Okumadan Geçme

Facebook

8 Aralık 2011 Perşembe

Figüran

Hayatımıza, düşüncelerimize ve kişiliğimize etki eden çoğu şey bizim seçimimiz değil. Seçimimiz gibi gözükenler de, aslında değil. Başardıklarımız, yaptıklarımız da öyle. Başardığımız, yaptığımız şeylerdeki payımız, aslan payı değil yani.

Gone Baby Gone filminin açılış konuşmasında şu sözler geçiyor: "Sizi siz yapanın, seçemedikleriniz olduğuna inanmışımdır hep. Yaşadığınız şehir. Mahalleniz. Aileniz. Buradaki insanlar bunlarla gurur duyar sanki kendi başarılarıymış gibi. Ruhlarını çevreleyen bedenler. Etraflarını saran şehirler.

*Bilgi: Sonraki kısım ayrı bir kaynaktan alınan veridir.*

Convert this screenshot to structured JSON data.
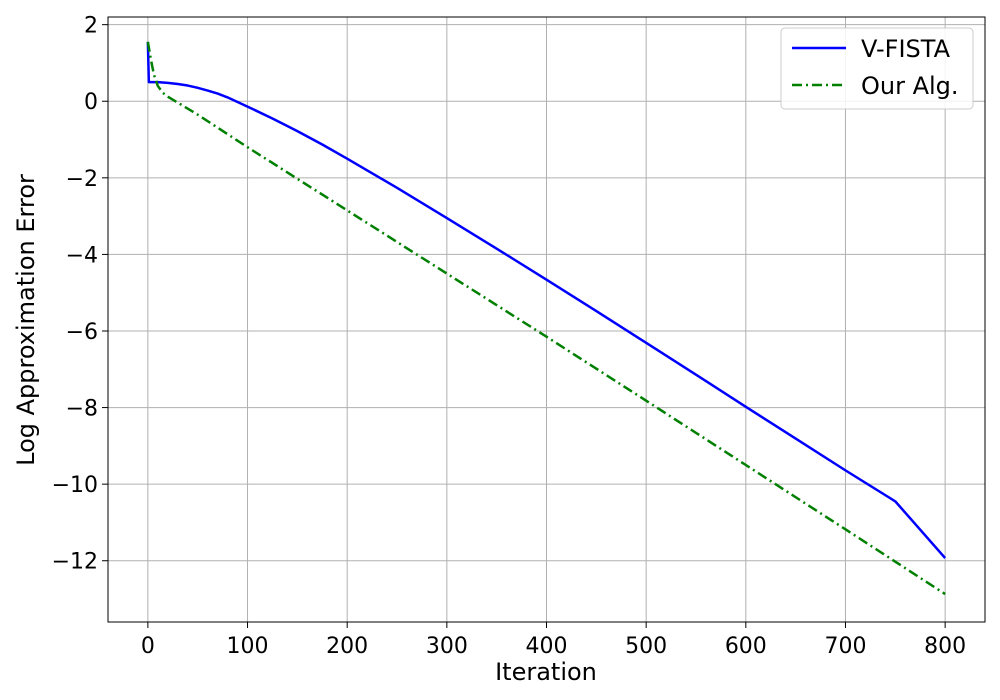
{
  "chart_data": {
    "type": "line",
    "title": "",
    "xlabel": "Iteration",
    "ylabel": "Log Approximation Error",
    "xlim": [
      -40,
      840
    ],
    "ylim": [
      -13.6,
      2.2
    ],
    "xticks": [
      0,
      100,
      200,
      300,
      400,
      500,
      600,
      700,
      800
    ],
    "yticks": [
      2,
      0,
      -2,
      -4,
      -6,
      -8,
      -10,
      -12
    ],
    "grid": true,
    "legend": "top-right",
    "series": [
      {
        "name": "V-FISTA",
        "color": "#0000ff",
        "style": "solid",
        "x": [
          0,
          1,
          2,
          10,
          20,
          30,
          40,
          50,
          60,
          70,
          80,
          90,
          100,
          125,
          150,
          175,
          200,
          250,
          300,
          350,
          400,
          450,
          500,
          550,
          600,
          650,
          700,
          750,
          800
        ],
        "y": [
          1.55,
          0.5,
          0.5,
          0.5,
          0.48,
          0.45,
          0.41,
          0.35,
          0.28,
          0.2,
          0.1,
          -0.02,
          -0.14,
          -0.45,
          -0.78,
          -1.13,
          -1.5,
          -2.26,
          -3.05,
          -3.85,
          -4.66,
          -5.48,
          -6.31,
          -7.14,
          -7.98,
          -8.81,
          -9.64,
          -10.45,
          -11.93
        ]
      },
      {
        "name": "Our Alg.",
        "color": "#008000",
        "style": "dashdot",
        "x": [
          0,
          3,
          6,
          10,
          15,
          20,
          50,
          100,
          200,
          300,
          400,
          500,
          600,
          700,
          800
        ],
        "y": [
          1.55,
          1.1,
          0.7,
          0.4,
          0.22,
          0.12,
          -0.35,
          -1.2,
          -2.85,
          -4.5,
          -6.15,
          -7.82,
          -9.5,
          -11.18,
          -12.87
        ]
      }
    ]
  }
}
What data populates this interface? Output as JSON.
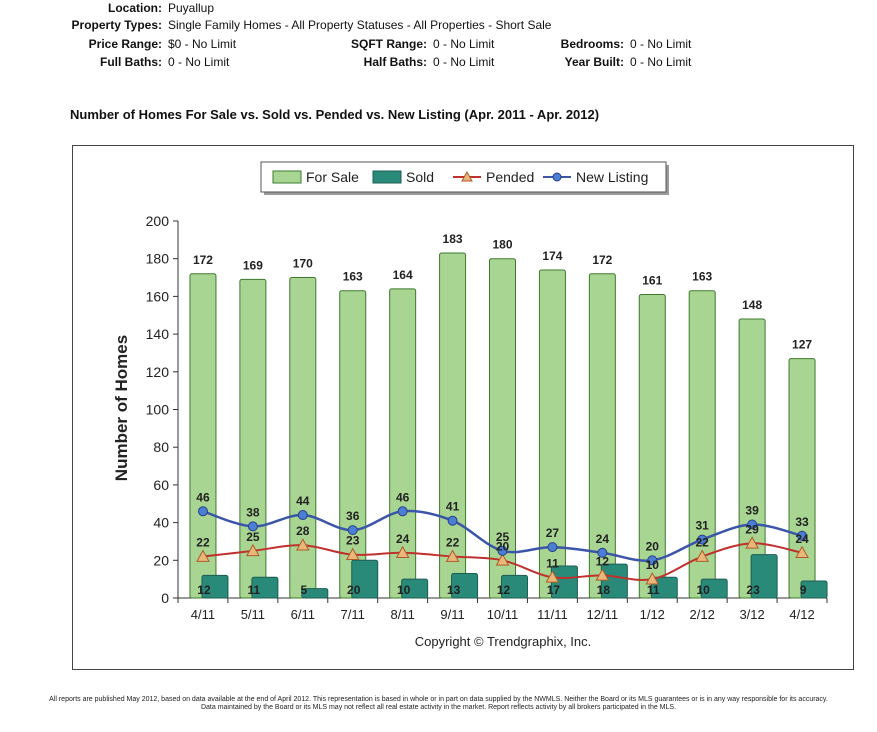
{
  "criteria": {
    "location": {
      "label": "Location:",
      "value": "Puyallup"
    },
    "property_types": {
      "label": "Property Types:",
      "value": "Single Family Homes - All Property Statuses - All Properties - Short Sale"
    },
    "price_range": {
      "label": "Price Range:",
      "value": "$0 - No Limit"
    },
    "sqft_range": {
      "label": "SQFT Range:",
      "value": "0 - No Limit"
    },
    "bedrooms": {
      "label": "Bedrooms:",
      "value": "0 - No Limit"
    },
    "full_baths": {
      "label": "Full Baths:",
      "value": "0 - No Limit"
    },
    "half_baths": {
      "label": "Half Baths:",
      "value": "0 - No Limit"
    },
    "year_built": {
      "label": "Year Built:",
      "value": "0 - No Limit"
    }
  },
  "chart_data": {
    "type": "bar",
    "title": "Number of Homes For Sale vs. Sold vs. Pended vs. New Listing (Apr. 2011 - Apr. 2012)",
    "xlabel": "",
    "ylabel": "Number of Homes",
    "ylim": [
      0,
      200
    ],
    "yticks": [
      "0",
      "20",
      "40",
      "60",
      "80",
      "100",
      "120",
      "140",
      "160",
      "180",
      "200"
    ],
    "ytick_values": [
      0,
      20,
      40,
      60,
      80,
      100,
      120,
      140,
      160,
      180,
      200
    ],
    "categories": [
      "4/11",
      "5/11",
      "6/11",
      "7/11",
      "8/11",
      "9/11",
      "10/11",
      "11/11",
      "12/11",
      "1/12",
      "2/12",
      "3/12",
      "4/12"
    ],
    "legend_position": "top-center",
    "grid": false,
    "copyright": "Copyright © Trendgraphix, Inc.",
    "series": [
      {
        "name": "For Sale",
        "kind": "bar",
        "color": "#a8d591",
        "values": [
          172,
          169,
          170,
          163,
          164,
          183,
          180,
          174,
          172,
          161,
          163,
          148,
          127
        ]
      },
      {
        "name": "Sold",
        "kind": "bar",
        "color": "#2a8a7a",
        "values": [
          12,
          11,
          5,
          20,
          10,
          13,
          12,
          17,
          18,
          11,
          10,
          23,
          9
        ]
      },
      {
        "name": "Pended",
        "kind": "line",
        "color": "#c0302c",
        "values": [
          22,
          25,
          28,
          23,
          24,
          22,
          20,
          11,
          12,
          10,
          22,
          29,
          24
        ]
      },
      {
        "name": "New Listing",
        "kind": "line",
        "color": "#3b55a8",
        "values": [
          46,
          38,
          44,
          36,
          46,
          41,
          25,
          27,
          24,
          20,
          31,
          39,
          33
        ]
      }
    ]
  },
  "footer": {
    "line1": "All reports are published May 2012, based on data available at the end of April 2012. This representation is based in whole or in part on data supplied by the NWMLS. Neither the Board or its MLS guarantees or is in any way responsible for its accuracy.",
    "line2": "Data maintained by the Board or its MLS may not reflect all real estate activity in the market. Report reflects activity by all brokers participated in the MLS."
  }
}
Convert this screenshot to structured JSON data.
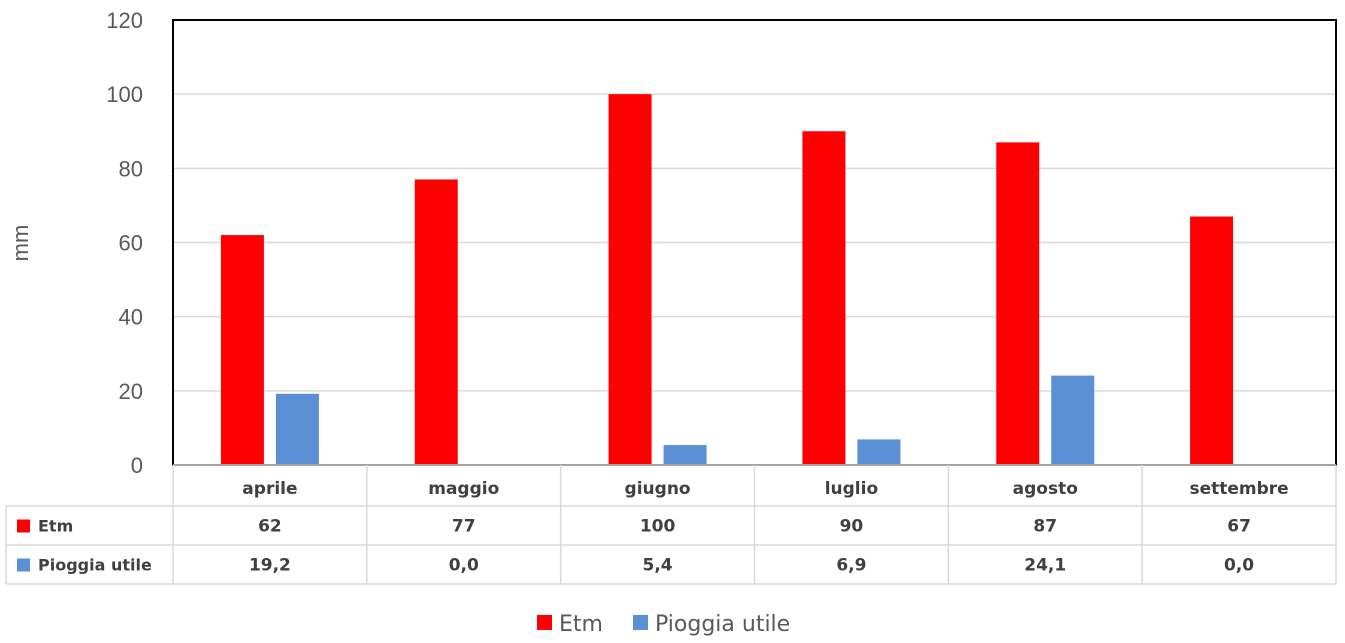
{
  "chart_data": {
    "type": "bar",
    "categories": [
      "aprile",
      "maggio",
      "giugno",
      "luglio",
      "agosto",
      "settembre"
    ],
    "series": [
      {
        "name": "Etm",
        "color": "#ff0000",
        "values": [
          62,
          77,
          100,
          90,
          87,
          67
        ],
        "labels": [
          "62",
          "77",
          "100",
          "90",
          "87",
          "67"
        ]
      },
      {
        "name": "Pioggia utile",
        "color": "#5b8fd6",
        "values": [
          19.2,
          0.0,
          5.4,
          6.9,
          24.1,
          0.0
        ],
        "labels": [
          "19,2",
          "0,0",
          "5,4",
          "6,9",
          "24,1",
          "0,0"
        ]
      }
    ],
    "ylabel": "mm",
    "ylim": [
      0,
      120
    ],
    "yticks": [
      "0",
      "20",
      "40",
      "60",
      "80",
      "100",
      "120"
    ],
    "grid": true,
    "data_table": true,
    "legend": "bottom"
  }
}
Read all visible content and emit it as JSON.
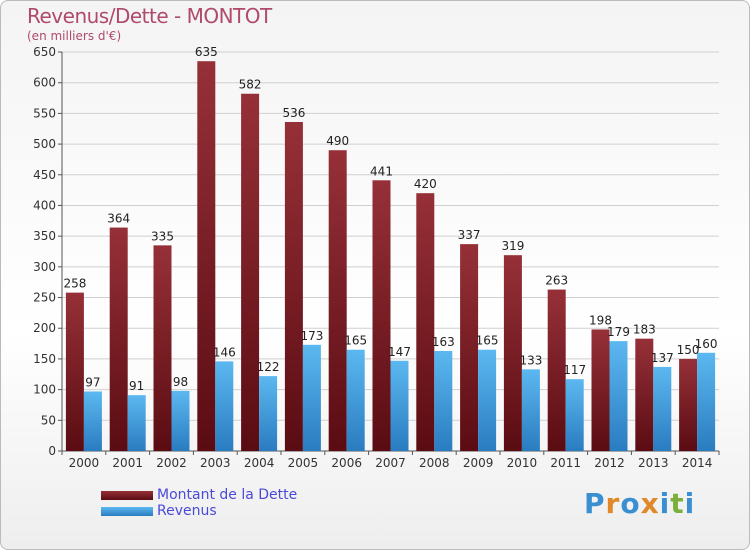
{
  "chart_data": {
    "type": "bar",
    "title": "Revenus/Dette - MONTOT",
    "subtitle": "(en milliers d'€)",
    "xlabel": "",
    "ylabel": "",
    "ylim": [
      0,
      650
    ],
    "yticks": [
      0,
      50,
      100,
      150,
      200,
      250,
      300,
      350,
      400,
      450,
      500,
      550,
      600,
      650
    ],
    "grid": true,
    "legend_position": "bottom-left",
    "categories": [
      "2000",
      "2001",
      "2002",
      "2003",
      "2004",
      "2005",
      "2006",
      "2007",
      "2008",
      "2009",
      "2010",
      "2011",
      "2012",
      "2013",
      "2014"
    ],
    "series": [
      {
        "name": "Montant de la Dette",
        "color": "#7a1c24",
        "values": [
          258,
          364,
          335,
          635,
          582,
          536,
          490,
          441,
          420,
          337,
          319,
          263,
          198,
          183,
          150
        ]
      },
      {
        "name": "Revenus",
        "color": "#3d9ee0",
        "values": [
          97,
          91,
          98,
          146,
          122,
          173,
          165,
          147,
          163,
          165,
          133,
          117,
          179,
          137,
          160
        ]
      }
    ]
  },
  "logo": {
    "letters": [
      "P",
      "r",
      "o",
      "x",
      "i",
      "t",
      "i"
    ],
    "colors": [
      "#3a8fd0",
      "#e0892a",
      "#3a8fd0",
      "#e0892a",
      "#3a8fd0",
      "#7ab03a",
      "#3a8fd0"
    ]
  }
}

Ömrüm boyunca bu blokta yaşadım. Bu insanların çoğu öyle."

Evet, hayata başlamamız ve sonrasında olan çoğu şey seçimimiz değil. Aileden, yaşadığımız şehre. Bir çok insan memleketiyle, yaşadığı şehirle gurur duyar, belirli sıklıklarla bunu dile getirir. Ama bunların daha da ötesinde aslında, bizim seçmediklerimizin hayatımıza etkisi.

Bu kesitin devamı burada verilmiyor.